Marcas de certificação atestam a sustentabilidade da empresa
Uma maneira segura de atestar a sustentabilidade do produto ou serviço é por meio do uso das marcas de certificação, em que os consumidores se baseiam cada vez mais para tomar suas decisões de compra. Essas marcas de certificação são concedidas por entidades que estabelecem padrões e metodologias de teste a que a empresa interessada em usá-las deve se submeter. O Conselho de Manejo Marinho (MSC), por exemplo, conta com um programa de certificação voltado para empresas de pesca, com padrões rígidos para reduzir os impactos negativos da indústria pesqueira nos oceanos. Esses padrões são atualizados regularmente para acompanhar os avanços científicos, e as empresas que buscam certificação precisam demonstrar que suas atividades estão em conformidade com esses padrões. A marca de certificação MSC é usada em produtos vendidos diretamente ao consumidor, sendo também adotada por varejistas e restaurantes para indicar que seus peixes e frutos do mar seguiram os padrões de pesca estabelecidos pelo MSC.

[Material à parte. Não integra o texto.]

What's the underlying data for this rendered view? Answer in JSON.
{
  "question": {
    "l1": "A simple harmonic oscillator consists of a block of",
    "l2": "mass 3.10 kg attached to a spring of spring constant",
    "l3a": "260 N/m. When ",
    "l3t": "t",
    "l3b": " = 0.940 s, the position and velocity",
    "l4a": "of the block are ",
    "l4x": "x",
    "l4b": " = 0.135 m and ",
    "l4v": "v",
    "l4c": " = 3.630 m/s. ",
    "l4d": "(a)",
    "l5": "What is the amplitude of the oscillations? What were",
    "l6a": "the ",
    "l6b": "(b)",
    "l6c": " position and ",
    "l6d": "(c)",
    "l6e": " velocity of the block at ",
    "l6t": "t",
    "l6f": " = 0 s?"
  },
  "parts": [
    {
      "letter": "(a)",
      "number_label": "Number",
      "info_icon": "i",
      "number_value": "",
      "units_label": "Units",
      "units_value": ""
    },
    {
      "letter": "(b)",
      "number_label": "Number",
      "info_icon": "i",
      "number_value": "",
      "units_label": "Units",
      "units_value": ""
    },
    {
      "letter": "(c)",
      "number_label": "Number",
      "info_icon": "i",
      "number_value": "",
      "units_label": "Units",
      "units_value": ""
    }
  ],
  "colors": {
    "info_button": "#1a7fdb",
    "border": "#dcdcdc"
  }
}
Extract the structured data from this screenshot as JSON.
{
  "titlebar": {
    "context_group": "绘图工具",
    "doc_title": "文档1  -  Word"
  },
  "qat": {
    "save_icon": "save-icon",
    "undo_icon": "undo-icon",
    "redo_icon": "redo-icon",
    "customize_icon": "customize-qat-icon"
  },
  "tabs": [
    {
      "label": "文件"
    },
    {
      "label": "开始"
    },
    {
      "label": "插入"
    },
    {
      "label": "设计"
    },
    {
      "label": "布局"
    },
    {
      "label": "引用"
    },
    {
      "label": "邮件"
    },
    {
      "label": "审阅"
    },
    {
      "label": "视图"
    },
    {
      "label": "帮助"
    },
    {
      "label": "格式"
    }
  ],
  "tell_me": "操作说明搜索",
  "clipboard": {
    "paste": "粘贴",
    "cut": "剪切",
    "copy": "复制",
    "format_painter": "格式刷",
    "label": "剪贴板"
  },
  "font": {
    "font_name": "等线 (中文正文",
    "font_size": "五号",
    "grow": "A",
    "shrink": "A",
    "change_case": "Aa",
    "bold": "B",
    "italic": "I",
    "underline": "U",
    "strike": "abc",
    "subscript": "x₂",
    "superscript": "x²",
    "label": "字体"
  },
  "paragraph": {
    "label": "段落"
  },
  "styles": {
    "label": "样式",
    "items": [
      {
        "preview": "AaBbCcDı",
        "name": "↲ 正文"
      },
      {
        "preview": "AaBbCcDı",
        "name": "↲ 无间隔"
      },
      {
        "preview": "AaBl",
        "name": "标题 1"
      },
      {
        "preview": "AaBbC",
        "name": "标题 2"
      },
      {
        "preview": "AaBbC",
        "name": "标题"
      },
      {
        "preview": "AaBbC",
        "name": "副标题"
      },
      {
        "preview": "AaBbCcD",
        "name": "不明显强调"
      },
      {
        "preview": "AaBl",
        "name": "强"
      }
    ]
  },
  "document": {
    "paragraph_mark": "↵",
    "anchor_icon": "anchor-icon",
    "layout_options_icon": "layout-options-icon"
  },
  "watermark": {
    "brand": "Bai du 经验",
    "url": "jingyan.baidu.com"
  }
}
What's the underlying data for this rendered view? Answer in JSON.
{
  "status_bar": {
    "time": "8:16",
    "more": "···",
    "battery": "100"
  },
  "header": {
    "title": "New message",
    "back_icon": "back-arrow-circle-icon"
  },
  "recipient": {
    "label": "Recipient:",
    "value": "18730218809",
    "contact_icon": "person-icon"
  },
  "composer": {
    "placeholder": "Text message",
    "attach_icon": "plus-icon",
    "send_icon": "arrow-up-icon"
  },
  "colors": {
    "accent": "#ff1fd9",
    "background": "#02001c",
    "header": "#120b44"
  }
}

Uma maneira segura de atestar a sustentabilidade do produto ou serviço é por meio do uso das marcas de certificação.
Outro exemplo é a certificação Leadership in Energy and Environmental Design, ou LEED, usada no setor da construção civil para indicar a adoção das melhores práticas em construção sustentável. Tida como o “padrão ouro” dos programas de certificação, as certificações LEED identificam projetos de edifícios caracterizados por melhorias ambientais concretas, como uso reduzido de água, diminuição nas emissões de carbono, etc. E há muitas outras iniciativas desse tipo, como o BREAM (Building Research Environmental Assessment Method), que avalia e certifica a sustentabilidade de edifícios, a certificação da Rainforest Alliance, aplicável a propriedades agrícolas, o Green Seal, para produtos de consumo e serviços ao consumidor, e o SIP Certified, centrado em vinhedos e vinícolas.
Para marcas que desejam comunicar rapidamente seu compromisso com a sustentabilidade, essas certificações – usadas em conjunto com a própria marca – costumam ser a melhor opção.